Personally, I would let this one go. It was used in a positive way. No one was hurt. It is harmless.

To your question the answer is YES. And I didn't claim that I can do a better job, I claimed that you (all users here except you personally), can do a better job then me and probably better then the images here, when it comes to blending.

Sorry for thinking you are not in the 99 percent.

Frankly, Adrien S, I think you are just an arsehole!
I'm about 100% sure of that!
: )

What a D@CK

You're all acting like jealous dicks.

Well why didn't you?

19 comments and only 33 upvotes.

Seems you talk a lot without any substance

And your point on the subject is?

Oh, and then there's taking the new picture so that it matches the original position and angle taken decades ago. And the artistic decisions on where to mask. Don't be so nasty.

Yeah I've been doing a series of similar photographs about 6 months ago. You can check them and read about them here:

I was sorting the archives and I scanned the old images from 20 years ago with my 7D camera then went out and shot from the same position. That's why they have black edges around them cause that's the frame of the original photograph made by the photographer.

You can check the gallery here:

A very compelling juxtaposition of then and now.
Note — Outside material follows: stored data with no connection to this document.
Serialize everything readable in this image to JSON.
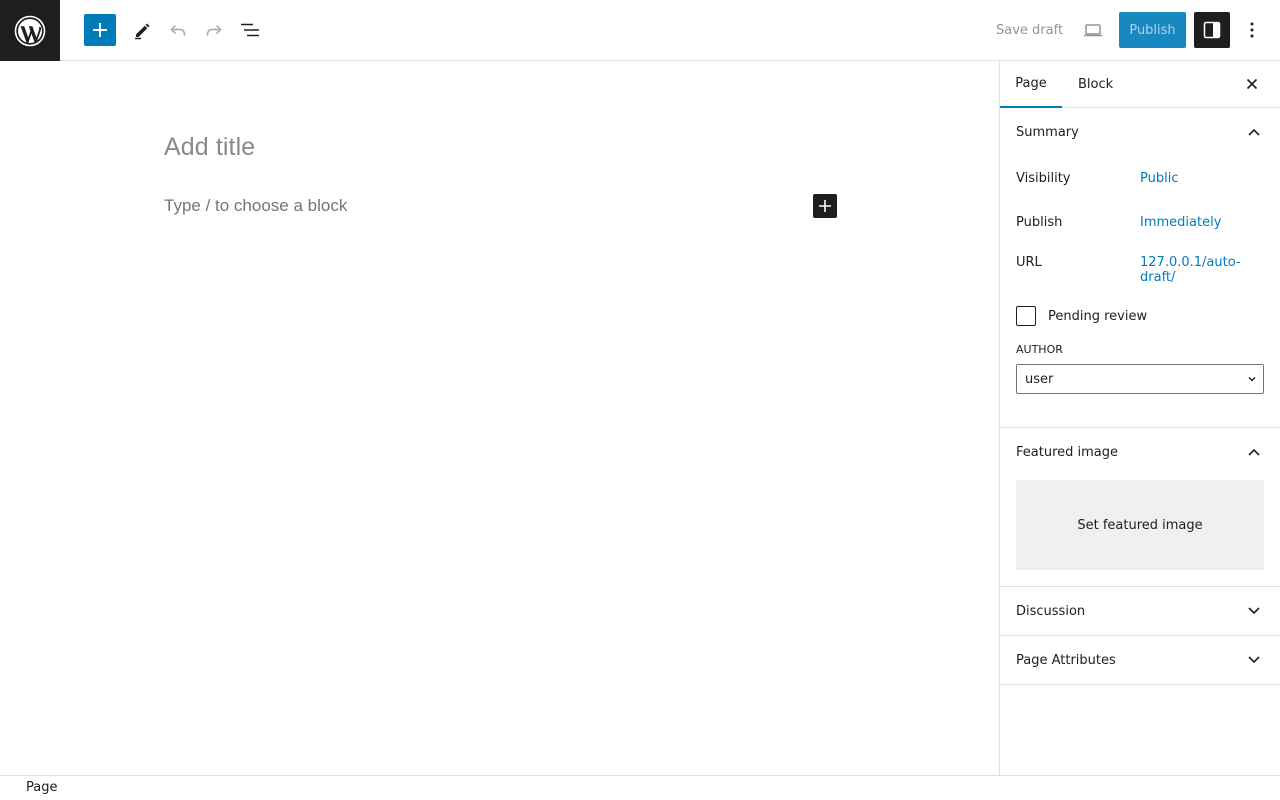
{
  "toolbar": {
    "logo_icon": "wordpress-logo",
    "inserter_icon": "plus-icon",
    "tools_icon": "pencil-icon",
    "undo_icon": "undo-icon",
    "redo_icon": "redo-icon",
    "document_overview_icon": "list-view-icon",
    "save_draft_label": "Save draft",
    "preview_icon": "desktop-icon",
    "publish_label": "Publish",
    "settings_icon": "sidebar-icon",
    "options_icon": "more-vertical-icon"
  },
  "editor": {
    "title_placeholder": "Add title",
    "block_placeholder": "Type / to choose a block"
  },
  "sidebar": {
    "tabs": [
      {
        "label": "Page",
        "active": true
      },
      {
        "label": "Block",
        "active": false
      }
    ],
    "summary": {
      "heading": "Summary",
      "expanded": true,
      "visibility_label": "Visibility",
      "visibility_value": "Public",
      "publish_label": "Publish",
      "publish_value": "Immediately",
      "url_label": "URL",
      "url_value": "127.0.0.1/auto-draft/",
      "pending_review_label": "Pending review",
      "pending_review_checked": false,
      "author_label": "Author",
      "author_value": "user"
    },
    "featured_image": {
      "heading": "Featured image",
      "expanded": true,
      "button_label": "Set featured image"
    },
    "discussion": {
      "heading": "Discussion",
      "expanded": false
    },
    "page_attributes": {
      "heading": "Page Attributes",
      "expanded": false
    }
  },
  "footer": {
    "breadcrumb": "Page"
  },
  "colors": {
    "accent": "#007cba",
    "dark": "#1e1e1e",
    "border": "#e0e0e0",
    "muted": "#757575"
  }
}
This is a bookworthy collection.

Clever concept!

this is really cool, would love to see something like this with London

I believe I recently saw pics of London just like these...only it was war scenes imposed over modern-day scenes.. here is the link to those pics, in fact!

Cool! but is on the daily mail...

i truly love these works!! they are so artistic and historical; they make me want more!! :) and i would love to see similar photos from other cities.

((on a side note, i think there may be a need to proofread Prospect Park again. Unless i am mistaken, it should read "this usually quiet neighborhood was SHAKEN by..." and not "Shook By," as written. :) ))


I am in awe - much respect to all photographers involved - across the ages.

Loved them all....

This is just great, thank you!!

Awesome and scary, especially since I can figure out where some of these things happened in the present....

Brilliant! I don't know when I will visit NY again (sometime in the future) I will have these pictures in my case and do some 'ghost hunting'

I hope he does this with other cities too. There's a lot of history out there.

great concept, but i wish it was executed better.
Seems pretty quick and dirty photoshop wise

Got some of yours to post?

the fuzzy edges are killin' me, I've got to say it. But nice concept!


I would love to see these and other, non-crime, images integrated into a historical version of google streetview. I've been promoting the idea since streetview first came online, and now here is evidence that it can really happen!


Great story! Great photos. Although one of the captions should have said "shaken" not "shook".

Wow to think this up is just amazing but to do all the background and footwork for this is even more so, thanks for showing a bit of the past and present.

Incredible idea and work. I want more.

Decent work, some better than others of course. However even on my phone I can zoom in on easily missed edge detail which would've accentuated both quality and realism.

Brilliant idea so wonderfully executed ;-)

Amazingly done!


Is there a location for the last photo of the photographers? It looks to be identical to the New York Criminal Court Building at 100 Centre Street!

Amazing!! Love this project. Brilliant work my friend!

»» this usually quiet neighborhood was shook by the suicide of Detective Michael Dwyer««

"Shaken," not "shook." Otherwise, nice work.